In the movie, many bat-gadgets and the bat-mobile spring from the exhibits Bruce Wayne encounters as a young man.
Even the Bat-cave is a fair-like exhibit with dinosaurs, computers, and a gigantic penny.
Batman is a more difficult “man of tomorrow” than Superman.
Originally a weird figure of the night or a hard-nose detective, Batman is also a super-willed, gadget wielding power-house.
He moves with surprising ease from depression-era vigilante to a superhero standing with Superman fighting aliens.
As a James Bond meets Sherlock Holmes meets Howard Hughes, Batman becomes a one man, city-wide guardian.
Batman is superhero even without any powers, Sci-Fi or otherwise.
But some heroes are odd fits. Wonder Woman, the magical Amazon is not exactly a Sci-Fi superhero. She’s a person from a lost-city, a mythic-figure from a lost-world. Technology will let us discover these lost mysteries. The technology finds her, originally by downed fighter pilot, and brings her into the world she now protects. Sub-mariner is similar in his lost-world origin. Wonder Woman and Namor are Jules Vern Supermen, science-fantasy characters. They are mythical figures but in this world—the world of tomorrow—fighting Nazis and flying in jets.
The 1939 World’s Fair was just before WWII and Captain America. Turned from weakling into the perfect human specimen, who is oddly Aryan-looking, Cap is a classic WWII superhero. Some of the Fair’s visions had turned to nightmares in the war. In one of Cap’s early adventures the Red Skull drives a huge mechanical worm/drill through a skyscraper, destroying it. Something that could have been an exhibit at the Fair becomes a WMD. Cap was the war-time super-soldier; the superman embodying democracy and the war effort.
After the war a new superman, a new man of tomorrow, would suffer in the moral confusion of the cold war. Spider-man was bitten by the atomic spider (ironically enough at a science fair) and became a superhero. He is misunderstood and slandered in the media. Peter Parker and post-war America learn with great power comes… well, you know. Spider-man is the 1960s, the kid America—powerful beyond knowing, but faced with problems beyond power, the American superman reborn. Actually, both Spidey and the Hulk were also viewed as counter-culture icons: hounded by authority out of fear and hate. In these books superheroes transcended humanity, but it only created more problems.
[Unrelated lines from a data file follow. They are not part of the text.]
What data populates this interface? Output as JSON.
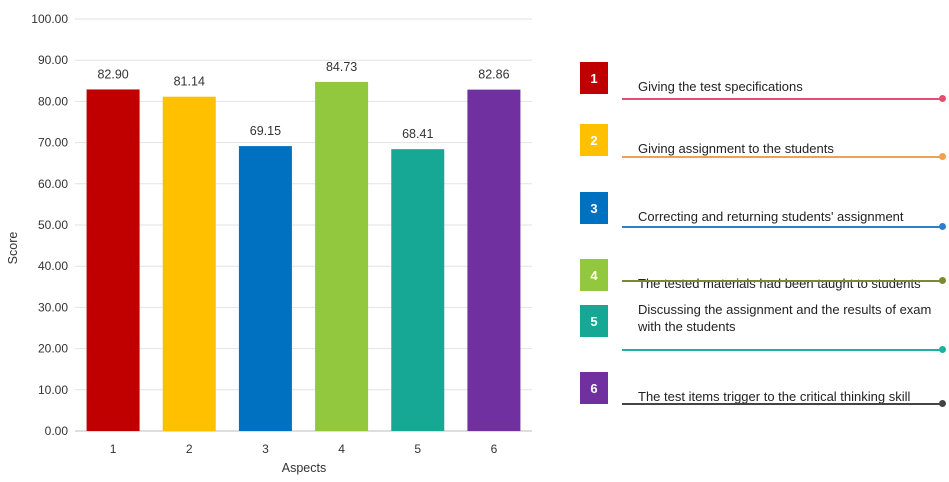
{
  "chart_data": {
    "type": "bar",
    "categories": [
      "1",
      "2",
      "3",
      "4",
      "5",
      "6"
    ],
    "values": [
      82.9,
      81.14,
      69.15,
      84.73,
      68.41,
      82.86
    ],
    "value_labels": [
      "82.90",
      "81.14",
      "69.15",
      "84.73",
      "68.41",
      "82.86"
    ],
    "colors": [
      "#c00000",
      "#ffc000",
      "#0070c0",
      "#92c83e",
      "#16a894",
      "#7030a0"
    ],
    "xlabel": "Aspects",
    "ylabel": "Score",
    "ylim": [
      0,
      100
    ],
    "yticks": [
      "0.00",
      "10.00",
      "20.00",
      "30.00",
      "40.00",
      "50.00",
      "60.00",
      "70.00",
      "80.00",
      "90.00",
      "100.00"
    ],
    "grid": true,
    "legend_position": "right"
  },
  "legend": {
    "items": [
      {
        "number": "1",
        "text": "Giving the test specifications",
        "color": "#c00000",
        "line_color": "#e05070"
      },
      {
        "number": "2",
        "text": "Giving assignment  to the students",
        "color": "#ffc000",
        "line_color": "#f0a050"
      },
      {
        "number": "3",
        "text": "Correcting and returning students' assignment",
        "color": "#0070c0",
        "line_color": "#2f7fc8"
      },
      {
        "number": "4",
        "text": "The tested materials had been taught to students",
        "color": "#92c83e",
        "line_color": "#7a8a30"
      },
      {
        "number": "5",
        "text": "Discussing  the assignment  and the results of exam with the students",
        "color": "#16a894",
        "line_color": "#20b0a0"
      },
      {
        "number": "6",
        "text": "The test items trigger to the critical thinking skill",
        "color": "#7030a0",
        "line_color": "#444444"
      }
    ]
  }
}
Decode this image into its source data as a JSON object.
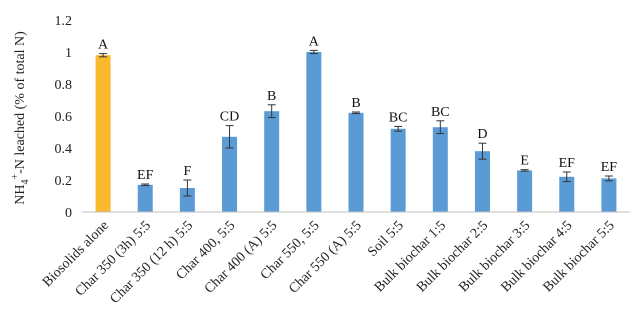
{
  "chart_data": {
    "type": "bar",
    "categories": [
      "Biosolids alone",
      "Char 350 (3h) 5:5",
      "Char 350 (12 h) 5:5",
      "Char 400, 5:5",
      "Char 400 (A) 5:5",
      "Char 550, 5:5",
      "Char  550 (A) 5:5",
      "Soil 5:5",
      "Bulk biochar  1:5",
      "Bulk biochar  2:5",
      "Bulk biochar  3:5",
      "Bulk biochar  4:5",
      "Bulk biochar  5:5"
    ],
    "values": [
      0.98,
      0.17,
      0.15,
      0.47,
      0.63,
      1.0,
      0.62,
      0.52,
      0.53,
      0.38,
      0.26,
      0.22,
      0.21
    ],
    "errors": [
      0.01,
      0.005,
      0.05,
      0.07,
      0.04,
      0.01,
      0.005,
      0.015,
      0.04,
      0.05,
      0.005,
      0.03,
      0.015
    ],
    "letters": [
      "A",
      "EF",
      "F",
      "CD",
      "B",
      "A",
      "B",
      "BC",
      "BC",
      "D",
      "E",
      "EF",
      "EF"
    ],
    "bar_colors": [
      "#F8B92C",
      "#5B9BD5",
      "#5B9BD5",
      "#5B9BD5",
      "#5B9BD5",
      "#5B9BD5",
      "#5B9BD5",
      "#5B9BD5",
      "#5B9BD5",
      "#5B9BD5",
      "#5B9BD5",
      "#5B9BD5",
      "#5B9BD5"
    ],
    "ylim": [
      0,
      1.2
    ],
    "yticks": [
      "0",
      "0.2",
      "0.4",
      "0.6",
      "0.8",
      "1",
      "1.2"
    ],
    "ylabel_parts": [
      "NH",
      "4",
      "+",
      "-N  leached (% of total N)"
    ],
    "xlabel": "",
    "grid": false,
    "legend": "none"
  }
}
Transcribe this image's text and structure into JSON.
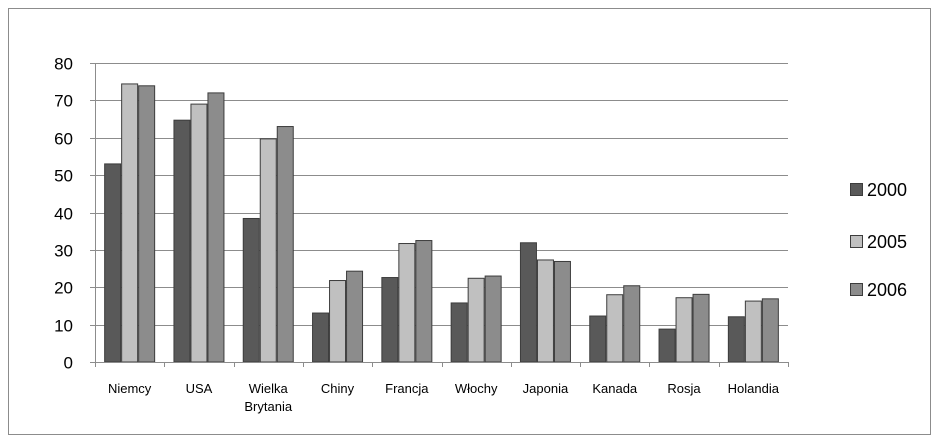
{
  "chart_data": {
    "type": "bar",
    "title": "",
    "xlabel": "",
    "ylabel": "",
    "ylim": [
      0,
      80
    ],
    "yticks": [
      0,
      10,
      20,
      30,
      40,
      50,
      60,
      70,
      80
    ],
    "grid": true,
    "legend_position": "right",
    "categories": [
      "Niemcy",
      "USA",
      "Wielka Brytania",
      "Chiny",
      "Francja",
      "Włochy",
      "Japonia",
      "Kanada",
      "Rosja",
      "Holandia"
    ],
    "category_lines": [
      [
        "Niemcy"
      ],
      [
        "USA"
      ],
      [
        "Wielka",
        "Brytania"
      ],
      [
        "Chiny"
      ],
      [
        "Francja"
      ],
      [
        "Włochy"
      ],
      [
        "Japonia"
      ],
      [
        "Kanada"
      ],
      [
        "Rosja"
      ],
      [
        "Holandia"
      ]
    ],
    "series": [
      {
        "name": "2000",
        "color": "#595959",
        "values": [
          53,
          64.7,
          38.4,
          13.1,
          22.6,
          15.8,
          31.9,
          12.3,
          8.8,
          12.1
        ]
      },
      {
        "name": "2005",
        "color": "#c0c0c0",
        "values": [
          74.4,
          69,
          59.7,
          21.8,
          31.7,
          22.4,
          27.3,
          18,
          17.2,
          16.3
        ]
      },
      {
        "name": "2006",
        "color": "#8c8c8c",
        "values": [
          73.9,
          72,
          63,
          24.3,
          32.5,
          23,
          26.9,
          20.4,
          18.1,
          16.9
        ]
      }
    ]
  }
}
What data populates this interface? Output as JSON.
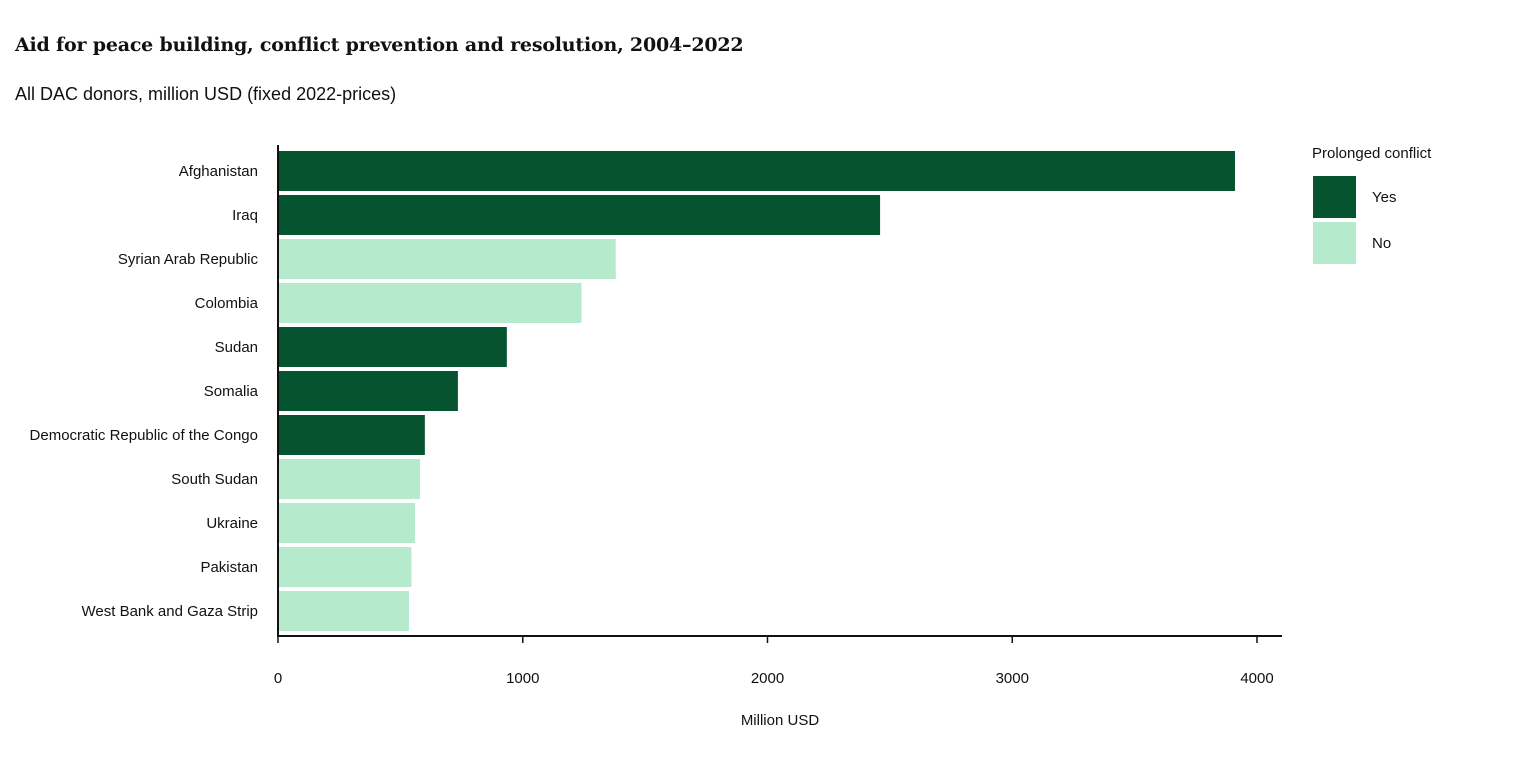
{
  "title": "Aid for peace building, conflict prevention and resolution, 2004–2022",
  "subtitle": "All DAC donors, million USD (fixed 2022-prices)",
  "chart_data": {
    "type": "bar",
    "orientation": "horizontal",
    "xlabel": "Million USD",
    "ylabel": "",
    "xlim": [
      0,
      4100
    ],
    "xticks": [
      0,
      1000,
      2000,
      3000,
      4000
    ],
    "grid": false,
    "legend": {
      "title": "Prolonged conflict",
      "position": "top-right",
      "items": [
        {
          "label": "Yes",
          "color": "#05532F"
        },
        {
          "label": "No",
          "color": "#B5EACC"
        }
      ]
    },
    "categories": [
      "Afghanistan",
      "Iraq",
      "Syrian Arab Republic",
      "Colombia",
      "Sudan",
      "Somalia",
      "Democratic Republic of the Congo",
      "South Sudan",
      "Ukraine",
      "Pakistan",
      "West Bank and Gaza Strip"
    ],
    "values": [
      3910,
      2460,
      1380,
      1240,
      935,
      735,
      600,
      580,
      560,
      545,
      535
    ],
    "prolonged_conflict": [
      "Yes",
      "Yes",
      "No",
      "No",
      "Yes",
      "Yes",
      "Yes",
      "No",
      "No",
      "No",
      "No"
    ]
  }
}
In the 1970s and ‘80s, Wolverine appeared as the super anti-hero, rejecting the man of tomorrow. After Vietnam, everyone knew good didn’t always win, the government is evil, and “heroes” kill without mercy—at least, that seems the idea behind Logan. A tough, murderous, tortured mutant; Logan is experimented on by the government. The mutants were minorities, and Wolverine, when rewritten, eventually became the quintessential “oppressed by the government" character. Weapon X is like John Rambo: both made powerful and also betrayed by the military/industrial complex. The Fair gave us the super-soldier, and the ‘70’s and ‘80s give it back with cynicism and bitterness.
Today the question is what's next, what after the superpowers? When the “Persons of Mass Destruction” arrive will it kick off a new level of conflict? Will wannbes and psychos respond with “escalation?” Will we be ruled by a small group of super-beings from their watchtower far above? Will the government reign in these supermen by legislation and put them to work for Uncle Sam? Regardless, the technological dream lives on in “microscopic make-out sessions,” and a “planet of the capes,” or even an “illuminati” round-table.
The man of tomorrow’s story is the first superpower’s story. The comic superhero is the depiction the power and the pain technology brings; a Sci-Fi prophecy for the America. Superheroes are the 20th century mythology, and they might be summed up by same word as the century: “technology.” The techno-myth, the 20th century Sci-Fi prophecy, was embodied in the World’s Fair. This vision of the future gave birth to superheroes who explore and herald this world of tomorrow. Superheroes promise us that, much like the 1939 World’s Fair, we can become supermen. We can transcend mere mortality to become fantastic: for good or for evil.